Sphingosine‐1‐phosphate receptor 1 as a prognostic biomarker and therapeutic target for patients with primary testicular diffuse large B‐cell lymphoma

Sphingosine‐1‐phosphate (S1P) is a potent lipid mediator that is produced during the metabolism of sphingolipid by sphingosine kinase. S1P has been implicated in the migration and trafficking of lymphocytes and several lymphoid malignancies through S1P receptors. Moreover, the overexpression of sphingosine‐1‐phosphate receptor 1 (S1 PR 1) has been correlated with the constitutive activation of signal transducer and activator of transcription ( STAT )3 and poor prognosis of diffuse large B‐cell lymphoma ( DLBCL ).

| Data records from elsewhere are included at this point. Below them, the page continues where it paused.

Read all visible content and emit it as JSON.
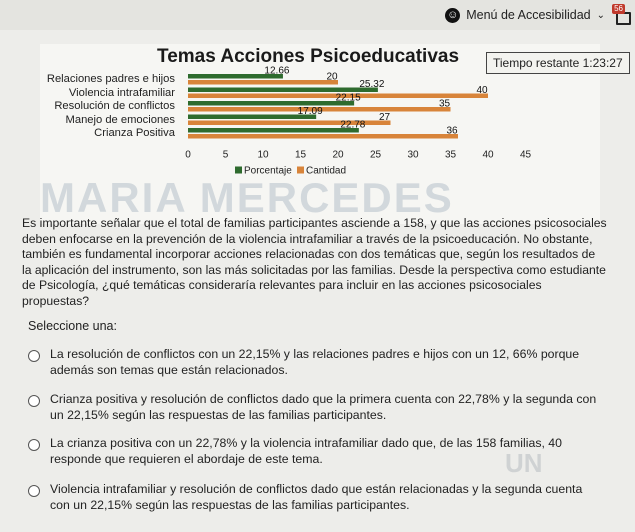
{
  "topbar": {
    "accessibility_label": "Menú de Accesibilidad",
    "notification_count": "56"
  },
  "figure": {
    "watermark": "MARIA MERCEDES",
    "timer": {
      "label": "Tiempo restante",
      "value": "1:23:27"
    }
  },
  "chart_data": {
    "type": "bar",
    "title": "Temas Acciones Psicoeducativas",
    "orientation": "horizontal",
    "categories": [
      "Relaciones padres e hijos",
      "Violencia intrafamiliar",
      "Resolución de conflictos",
      "Manejo de emociones",
      "Crianza Positiva"
    ],
    "series": [
      {
        "name": "Porcentaje",
        "values": [
          12.66,
          25.32,
          22.15,
          17.09,
          22.78
        ],
        "labels": [
          "12.66",
          "25.32",
          "22.15",
          "17.09",
          "22.78"
        ],
        "color": "#2e6b2e"
      },
      {
        "name": "Cantidad",
        "values": [
          20,
          40,
          35,
          27,
          36
        ],
        "labels": [
          "20",
          "40",
          "35",
          "27",
          "36"
        ],
        "color": "#d8843a"
      }
    ],
    "xticks": [
      0,
      5,
      10,
      15,
      20,
      25,
      30,
      35,
      40,
      45
    ],
    "xlim": [
      0,
      45
    ],
    "legend": "bottom"
  },
  "question": {
    "text": "Es importante señalar que el total de familias participantes asciende a 158, y que las acciones psicosociales deben enfocarse en la prevención de la violencia intrafamiliar a través de la psicoeducación. No obstante, también es fundamental incorporar acciones relacionadas con dos temáticas que, según los resultados de la aplicación del instrumento, son las más solicitadas por las familias. Desde la perspectiva como estudiante de Psicología, ¿qué temáticas consideraría relevantes para incluir en las acciones psicosociales propuestas?",
    "prompt": "Seleccione una:",
    "options": [
      "La resolución de conflictos con un 22,15% y las relaciones padres e hijos con un 12, 66% porque además son temas que están relacionados.",
      "Crianza positiva y resolución de conflictos dado que la primera cuenta con 22,78% y la segunda con un 22,15% según las respuestas de las familias participantes.",
      "La crianza positiva con un 22,78% y la violencia intrafamiliar dado que, de las 158 familias, 40 responde que requieren el abordaje de este tema.",
      "Violencia intrafamiliar y resolución de conflictos dado que están relacionadas y la segunda cuenta con un 22,15% según las respuestas de las familias participantes."
    ],
    "stamp": "UN"
  }
}
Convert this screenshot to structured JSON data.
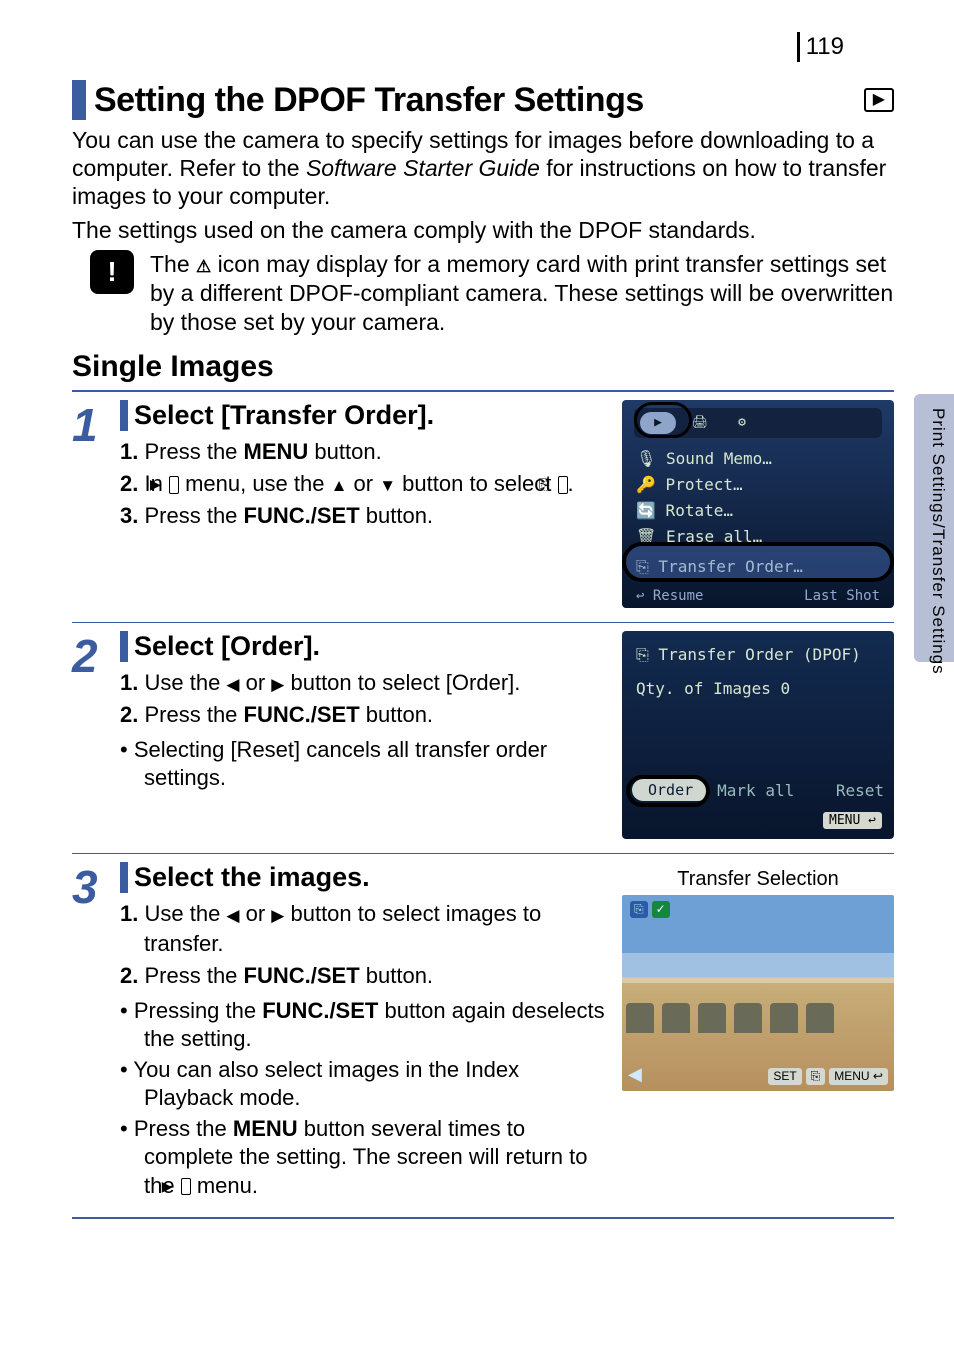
{
  "page_number": "119",
  "side_tab": "Print Settings/Transfer Settings",
  "heading": "Setting the DPOF Transfer Settings",
  "intro": {
    "p1a": "You can use the camera to specify settings for images before downloading to a computer. Refer to the ",
    "p1b": "Software Starter Guide",
    "p1c": " for instructions on how to transfer images to your computer.",
    "p2": "The settings used on the camera comply with the DPOF standards."
  },
  "warning": {
    "t1": "The ",
    "icon": "⚠",
    "t2": " icon may display for a memory card with print transfer settings set by a different DPOF-compliant camera. These settings will be overwritten by those set by your camera."
  },
  "subheading": "Single Images",
  "steps": [
    {
      "num": "1",
      "title": "Select [Transfer Order].",
      "lines": [
        {
          "n": "1.",
          "a": "Press the ",
          "b": "MENU",
          "c": " button."
        },
        {
          "n": "2.",
          "a": "In ",
          "icon": "▶",
          "b2": " menu, use the ",
          "up": "▲",
          "c2": " or ",
          "down": "▼",
          "d": " button to select ",
          "icon2": "⎘",
          "e": "."
        },
        {
          "n": "3.",
          "a": "Press the ",
          "b": "FUNC./SET",
          "c": " button."
        }
      ]
    },
    {
      "num": "2",
      "title": "Select [Order].",
      "lines": [
        {
          "n": "1.",
          "a": "Use the ",
          "l": "◀",
          "b2": " or ",
          "r": "▶",
          "c": " button to select [Order]."
        },
        {
          "n": "2.",
          "a": "Press the ",
          "b": "FUNC./SET",
          "c": " button."
        }
      ],
      "bullets": [
        "Selecting [Reset] cancels all transfer order settings."
      ]
    },
    {
      "num": "3",
      "title": "Select the images.",
      "lines": [
        {
          "n": "1.",
          "a": "Use the ",
          "l": "◀",
          "b2": " or ",
          "r": "▶",
          "c": " button to select images to transfer."
        },
        {
          "n": "2.",
          "a": "Press the ",
          "b": "FUNC./SET",
          "c": " button."
        }
      ],
      "bullets": [
        "Pressing the <b>FUNC./SET</b> button again deselects the setting.",
        "You can also select images in the Index Playback mode.",
        "Press the <b>MENU</b> button several times to complete the setting. The screen will return to the <span class='inline-icon'>▶</span> menu."
      ]
    }
  ],
  "lcd1": {
    "tab1": "▶",
    "tab2": "🖨",
    "tab3": "⚙",
    "items": [
      "🎙 Sound Memo…",
      "🔑 Protect…",
      "🔄 Rotate…",
      "🗑 Erase all…",
      "⎘ Transfer Order…"
    ],
    "foot_left": "↩ Resume",
    "foot_right": "Last Shot"
  },
  "lcd2": {
    "title": "⎘ Transfer Order (DPOF)",
    "qty": "Qty. of Images  0",
    "order": "Order",
    "mark": "Mark all",
    "reset": "Reset",
    "menu": "MENU ↩"
  },
  "lcd3": {
    "label": "Transfer Selection",
    "set": "SET",
    "xfer": "⎘",
    "menu": "MENU ↩"
  }
}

Thus, in this study, we examined the expression of S1 PR 1 in 198 DLBCL samples collected from nodal and various extranodal sites and sub‐classified formalin‐fixed paraffin‐embedded tissue samples into germinal centre B‐cell‐like ( GCB ) and non‐ GCB subgroups using immunohistochemistry. These analyses showed S1 PR 1 overexpression in 15·7% of all cases with DLBCL and in 54·2% of 24 cases with primary testicular ( PT )‐ DLBCL ; S1 PR 1 expression correlated with S1 PR 1 mRNA expression and STAT 3 phosphorylation in fresh samples. Analyses of data from a single institution suggested that S1 PR 1 overexpression was an independent negative prognostic marker in 68 patients with DLBCL of clinical stages I and II . The present high prevalence of S1 PR 1 overexpression warrants the consideration of PT ‐ DLBCL as a distinct disease subtype and suggests the potential of the S1P/S1 PR 1 axis as a therapeutic target.